Thank you for pointing out those docs though, certainly need to be fixed to clarify more (rather than leaving it to the video explainers) - will do that now. Thank you!


The project's choice of name deters me from even trying this unfortunately.


It would be nice if you were to expand that point. Is it for personal beliefs, or corporate policy, or something else?


Well, it's not a neutral word and this is an age where flawed filters and people might erroneously flag a search/posting history as fire arm related. It might be a low probability of causing any issue, but it's an unnecessary risk and one that would continue to niggle at me if I became dependent on the tool.


Glad you posted about this. How many peers does the largest GUN installation run, and what is the maximum? Notable difference between GUN and OrbitDB is GUN is production-ready while OrbitDB is still alpha.

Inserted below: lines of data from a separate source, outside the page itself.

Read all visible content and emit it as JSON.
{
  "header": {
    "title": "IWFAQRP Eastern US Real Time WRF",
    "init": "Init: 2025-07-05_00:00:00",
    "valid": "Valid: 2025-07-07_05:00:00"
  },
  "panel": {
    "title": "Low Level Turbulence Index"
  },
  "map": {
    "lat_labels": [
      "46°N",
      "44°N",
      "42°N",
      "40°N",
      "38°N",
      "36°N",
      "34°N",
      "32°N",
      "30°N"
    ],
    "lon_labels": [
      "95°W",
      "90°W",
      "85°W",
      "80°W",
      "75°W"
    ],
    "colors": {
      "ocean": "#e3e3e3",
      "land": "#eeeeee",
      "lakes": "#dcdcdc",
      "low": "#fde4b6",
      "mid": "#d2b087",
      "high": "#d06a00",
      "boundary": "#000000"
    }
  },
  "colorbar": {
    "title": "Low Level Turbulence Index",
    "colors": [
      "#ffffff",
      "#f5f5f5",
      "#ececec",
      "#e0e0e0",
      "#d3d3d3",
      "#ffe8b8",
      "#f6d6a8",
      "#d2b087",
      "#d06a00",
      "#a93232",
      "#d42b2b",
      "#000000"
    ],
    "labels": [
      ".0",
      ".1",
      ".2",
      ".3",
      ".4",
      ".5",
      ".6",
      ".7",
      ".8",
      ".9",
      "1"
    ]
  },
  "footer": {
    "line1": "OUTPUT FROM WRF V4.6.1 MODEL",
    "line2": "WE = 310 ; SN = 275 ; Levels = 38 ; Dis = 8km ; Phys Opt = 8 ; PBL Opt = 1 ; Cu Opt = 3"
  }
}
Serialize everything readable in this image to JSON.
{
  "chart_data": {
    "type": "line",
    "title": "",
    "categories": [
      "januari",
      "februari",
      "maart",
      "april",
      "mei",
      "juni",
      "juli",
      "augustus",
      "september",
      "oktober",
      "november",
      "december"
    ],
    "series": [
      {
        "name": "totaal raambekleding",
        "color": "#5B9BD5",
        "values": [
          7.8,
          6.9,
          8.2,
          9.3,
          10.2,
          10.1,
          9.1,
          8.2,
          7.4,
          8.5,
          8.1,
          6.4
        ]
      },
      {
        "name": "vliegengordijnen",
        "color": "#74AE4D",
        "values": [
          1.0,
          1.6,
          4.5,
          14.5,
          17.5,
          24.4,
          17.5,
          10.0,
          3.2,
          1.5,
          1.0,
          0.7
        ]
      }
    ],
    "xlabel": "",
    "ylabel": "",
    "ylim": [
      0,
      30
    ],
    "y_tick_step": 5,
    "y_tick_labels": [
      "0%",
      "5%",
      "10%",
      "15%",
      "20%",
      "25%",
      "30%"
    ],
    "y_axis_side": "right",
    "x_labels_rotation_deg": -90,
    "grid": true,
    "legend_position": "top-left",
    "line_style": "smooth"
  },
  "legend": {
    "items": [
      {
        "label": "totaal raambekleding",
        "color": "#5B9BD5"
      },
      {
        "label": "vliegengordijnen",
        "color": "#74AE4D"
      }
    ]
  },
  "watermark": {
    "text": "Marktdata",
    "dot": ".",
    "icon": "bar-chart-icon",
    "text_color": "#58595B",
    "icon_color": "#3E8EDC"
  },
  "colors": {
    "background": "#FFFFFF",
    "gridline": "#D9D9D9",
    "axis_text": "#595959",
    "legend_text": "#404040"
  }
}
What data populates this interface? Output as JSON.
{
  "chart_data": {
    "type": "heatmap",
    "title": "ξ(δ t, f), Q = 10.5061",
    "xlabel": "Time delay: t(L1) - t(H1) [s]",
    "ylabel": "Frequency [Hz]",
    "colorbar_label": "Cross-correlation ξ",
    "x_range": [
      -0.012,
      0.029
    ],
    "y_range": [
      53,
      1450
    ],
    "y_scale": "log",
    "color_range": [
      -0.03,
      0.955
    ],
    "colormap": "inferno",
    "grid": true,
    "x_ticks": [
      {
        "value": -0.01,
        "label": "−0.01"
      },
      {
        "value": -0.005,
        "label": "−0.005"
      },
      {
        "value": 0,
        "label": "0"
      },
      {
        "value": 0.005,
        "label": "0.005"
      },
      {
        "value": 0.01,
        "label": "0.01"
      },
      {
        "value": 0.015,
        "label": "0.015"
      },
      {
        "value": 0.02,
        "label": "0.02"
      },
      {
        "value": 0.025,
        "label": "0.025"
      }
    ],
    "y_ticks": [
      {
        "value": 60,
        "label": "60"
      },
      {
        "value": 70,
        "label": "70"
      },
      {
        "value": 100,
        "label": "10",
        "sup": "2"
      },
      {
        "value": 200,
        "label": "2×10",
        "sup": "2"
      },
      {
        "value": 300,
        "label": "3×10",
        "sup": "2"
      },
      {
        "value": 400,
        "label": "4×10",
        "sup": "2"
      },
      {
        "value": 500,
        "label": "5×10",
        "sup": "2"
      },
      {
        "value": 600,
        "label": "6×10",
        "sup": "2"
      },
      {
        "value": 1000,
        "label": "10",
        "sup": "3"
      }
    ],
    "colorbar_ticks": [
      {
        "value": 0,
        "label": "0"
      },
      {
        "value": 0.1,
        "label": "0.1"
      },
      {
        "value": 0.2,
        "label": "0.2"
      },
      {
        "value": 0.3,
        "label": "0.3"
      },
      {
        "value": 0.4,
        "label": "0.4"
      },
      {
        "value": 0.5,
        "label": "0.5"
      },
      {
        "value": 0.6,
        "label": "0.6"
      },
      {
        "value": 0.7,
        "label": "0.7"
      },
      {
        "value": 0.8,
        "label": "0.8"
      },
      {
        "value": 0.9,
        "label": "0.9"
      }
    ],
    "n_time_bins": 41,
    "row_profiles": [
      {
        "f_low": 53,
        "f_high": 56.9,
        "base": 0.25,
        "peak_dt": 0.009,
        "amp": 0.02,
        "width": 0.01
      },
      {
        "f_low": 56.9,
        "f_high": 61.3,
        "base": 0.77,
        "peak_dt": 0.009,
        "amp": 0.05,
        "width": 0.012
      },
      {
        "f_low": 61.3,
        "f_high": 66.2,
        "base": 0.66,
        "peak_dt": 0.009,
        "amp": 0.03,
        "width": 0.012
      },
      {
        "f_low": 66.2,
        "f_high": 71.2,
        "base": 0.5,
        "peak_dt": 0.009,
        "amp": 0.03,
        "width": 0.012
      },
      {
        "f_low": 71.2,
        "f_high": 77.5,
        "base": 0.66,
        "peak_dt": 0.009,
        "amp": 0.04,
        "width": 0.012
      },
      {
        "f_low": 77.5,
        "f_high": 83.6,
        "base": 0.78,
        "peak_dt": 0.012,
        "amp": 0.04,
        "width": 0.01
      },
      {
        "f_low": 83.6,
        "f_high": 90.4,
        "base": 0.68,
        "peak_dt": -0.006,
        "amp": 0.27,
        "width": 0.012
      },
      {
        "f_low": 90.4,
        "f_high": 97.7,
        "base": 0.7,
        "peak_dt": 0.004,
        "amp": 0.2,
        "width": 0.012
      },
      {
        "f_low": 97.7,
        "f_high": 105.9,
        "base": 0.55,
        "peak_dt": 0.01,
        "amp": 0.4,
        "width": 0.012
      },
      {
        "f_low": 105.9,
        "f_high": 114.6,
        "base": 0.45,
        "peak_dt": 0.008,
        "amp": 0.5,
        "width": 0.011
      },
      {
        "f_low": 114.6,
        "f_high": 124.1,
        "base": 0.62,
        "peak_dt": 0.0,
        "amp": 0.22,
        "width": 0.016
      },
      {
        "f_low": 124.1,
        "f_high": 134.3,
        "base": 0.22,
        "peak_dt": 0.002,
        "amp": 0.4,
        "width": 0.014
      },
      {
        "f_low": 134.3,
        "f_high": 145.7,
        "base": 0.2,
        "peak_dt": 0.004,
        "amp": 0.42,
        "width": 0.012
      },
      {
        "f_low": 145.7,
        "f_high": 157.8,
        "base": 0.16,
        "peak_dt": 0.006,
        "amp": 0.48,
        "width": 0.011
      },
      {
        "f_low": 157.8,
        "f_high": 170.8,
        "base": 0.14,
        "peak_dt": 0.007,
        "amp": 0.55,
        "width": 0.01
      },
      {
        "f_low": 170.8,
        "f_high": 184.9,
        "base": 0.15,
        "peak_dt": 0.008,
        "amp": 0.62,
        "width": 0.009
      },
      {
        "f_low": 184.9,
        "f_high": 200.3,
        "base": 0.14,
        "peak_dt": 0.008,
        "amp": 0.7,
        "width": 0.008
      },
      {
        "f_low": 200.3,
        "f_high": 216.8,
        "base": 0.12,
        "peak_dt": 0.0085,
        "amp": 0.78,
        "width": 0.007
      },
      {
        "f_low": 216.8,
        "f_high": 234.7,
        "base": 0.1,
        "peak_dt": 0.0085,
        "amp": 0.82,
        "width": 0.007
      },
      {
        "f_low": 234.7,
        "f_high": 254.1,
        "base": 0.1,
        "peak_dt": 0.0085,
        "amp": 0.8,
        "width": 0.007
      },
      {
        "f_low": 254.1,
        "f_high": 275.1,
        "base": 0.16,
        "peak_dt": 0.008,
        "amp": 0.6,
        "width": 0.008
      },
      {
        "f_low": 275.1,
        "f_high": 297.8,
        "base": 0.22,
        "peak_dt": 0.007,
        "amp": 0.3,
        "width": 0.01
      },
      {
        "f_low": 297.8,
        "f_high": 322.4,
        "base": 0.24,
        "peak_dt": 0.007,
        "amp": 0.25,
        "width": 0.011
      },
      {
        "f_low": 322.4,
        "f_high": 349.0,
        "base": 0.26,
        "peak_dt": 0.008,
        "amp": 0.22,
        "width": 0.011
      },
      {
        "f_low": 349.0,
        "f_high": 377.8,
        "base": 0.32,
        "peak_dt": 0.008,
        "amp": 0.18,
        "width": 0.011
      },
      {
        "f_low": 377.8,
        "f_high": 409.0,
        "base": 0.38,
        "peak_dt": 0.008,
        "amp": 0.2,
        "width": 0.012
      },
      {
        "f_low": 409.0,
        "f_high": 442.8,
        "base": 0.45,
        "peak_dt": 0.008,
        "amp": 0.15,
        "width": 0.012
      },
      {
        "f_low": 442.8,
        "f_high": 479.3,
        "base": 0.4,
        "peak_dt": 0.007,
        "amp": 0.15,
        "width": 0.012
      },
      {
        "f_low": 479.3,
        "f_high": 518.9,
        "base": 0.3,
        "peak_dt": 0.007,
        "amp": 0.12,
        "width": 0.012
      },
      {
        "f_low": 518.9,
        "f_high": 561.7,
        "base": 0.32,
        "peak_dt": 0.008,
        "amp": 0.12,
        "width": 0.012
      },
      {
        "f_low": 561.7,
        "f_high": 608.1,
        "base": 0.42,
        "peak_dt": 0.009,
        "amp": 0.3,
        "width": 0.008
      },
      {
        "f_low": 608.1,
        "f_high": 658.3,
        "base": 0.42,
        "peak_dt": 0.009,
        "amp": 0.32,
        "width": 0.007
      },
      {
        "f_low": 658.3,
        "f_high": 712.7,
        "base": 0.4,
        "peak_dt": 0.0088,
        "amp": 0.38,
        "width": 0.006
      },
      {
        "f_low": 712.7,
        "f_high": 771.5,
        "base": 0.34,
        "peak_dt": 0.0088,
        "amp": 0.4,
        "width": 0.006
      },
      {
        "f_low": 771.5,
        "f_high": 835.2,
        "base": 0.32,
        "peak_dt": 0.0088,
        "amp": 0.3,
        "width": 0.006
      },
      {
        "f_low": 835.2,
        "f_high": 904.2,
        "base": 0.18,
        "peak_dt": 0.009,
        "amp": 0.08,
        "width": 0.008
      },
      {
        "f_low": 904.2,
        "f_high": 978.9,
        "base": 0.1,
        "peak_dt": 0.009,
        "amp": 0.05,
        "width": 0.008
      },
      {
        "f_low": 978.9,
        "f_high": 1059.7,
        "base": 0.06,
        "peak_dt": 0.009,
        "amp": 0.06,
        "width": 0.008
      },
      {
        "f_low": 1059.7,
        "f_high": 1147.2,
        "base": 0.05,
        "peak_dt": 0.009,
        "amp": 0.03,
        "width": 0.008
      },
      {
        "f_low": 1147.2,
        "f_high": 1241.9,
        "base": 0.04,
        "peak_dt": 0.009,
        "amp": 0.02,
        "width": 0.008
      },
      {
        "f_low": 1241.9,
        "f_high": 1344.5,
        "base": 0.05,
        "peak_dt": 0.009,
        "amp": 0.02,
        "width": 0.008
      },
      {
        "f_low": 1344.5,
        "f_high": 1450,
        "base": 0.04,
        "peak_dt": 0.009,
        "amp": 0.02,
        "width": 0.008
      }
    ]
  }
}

D.Tube (from internal + external stats like similarweb) has had ~1M monthly uniques.

A full peer can run in every browser, but other components like DAM ( https://gun.eco/docs/DAM ) and AXE (still being developed) optimize network bandwidth, so:

Not all peers need to connect to other peers.

Some peers can be installed on laptops.

Some peers can run in the cloud.

WebRTC fails a lot because Browsers still suck, so a lot of peers still "daisy chain" through IPv6 peers (which have handled these large terabyte loads). We hope AXE will improve the WebRTC situation.

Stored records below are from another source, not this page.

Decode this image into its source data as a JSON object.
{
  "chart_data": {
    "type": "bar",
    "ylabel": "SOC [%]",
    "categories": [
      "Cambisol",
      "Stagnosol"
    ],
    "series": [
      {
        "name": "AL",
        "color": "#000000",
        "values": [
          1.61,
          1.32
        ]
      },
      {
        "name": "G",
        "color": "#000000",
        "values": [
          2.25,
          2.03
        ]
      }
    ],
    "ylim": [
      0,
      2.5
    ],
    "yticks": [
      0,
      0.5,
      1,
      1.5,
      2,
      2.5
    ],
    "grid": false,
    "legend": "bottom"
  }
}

AXE will use a radix DHT to optimize peer connections, the algorithm is explained here: (copied from a chat I had explaining how it will work)

https://gun.eco/docs/DHT

So I can't give you any good answers yet, but we should get more stats coming up soon as these changes happen!


How far away is AXE from being ready for early adoption? (Btw, hi Mark! Good to see you on HN)


Hey! :D

Yeah, so @rogowski in the community has prototyped 37% of it on the AXE github branch!

I haven't had time yet myself, it would at least be several months, but the more people that team up with him (you up for joining!?) then obviously the faster it could get out.

Part of my delay is GUN works & scales well enough without needing AXE for now, so we're focusing on creating better experiences for those millions of users, to then drive more adoption to AXE when things actually start costing more.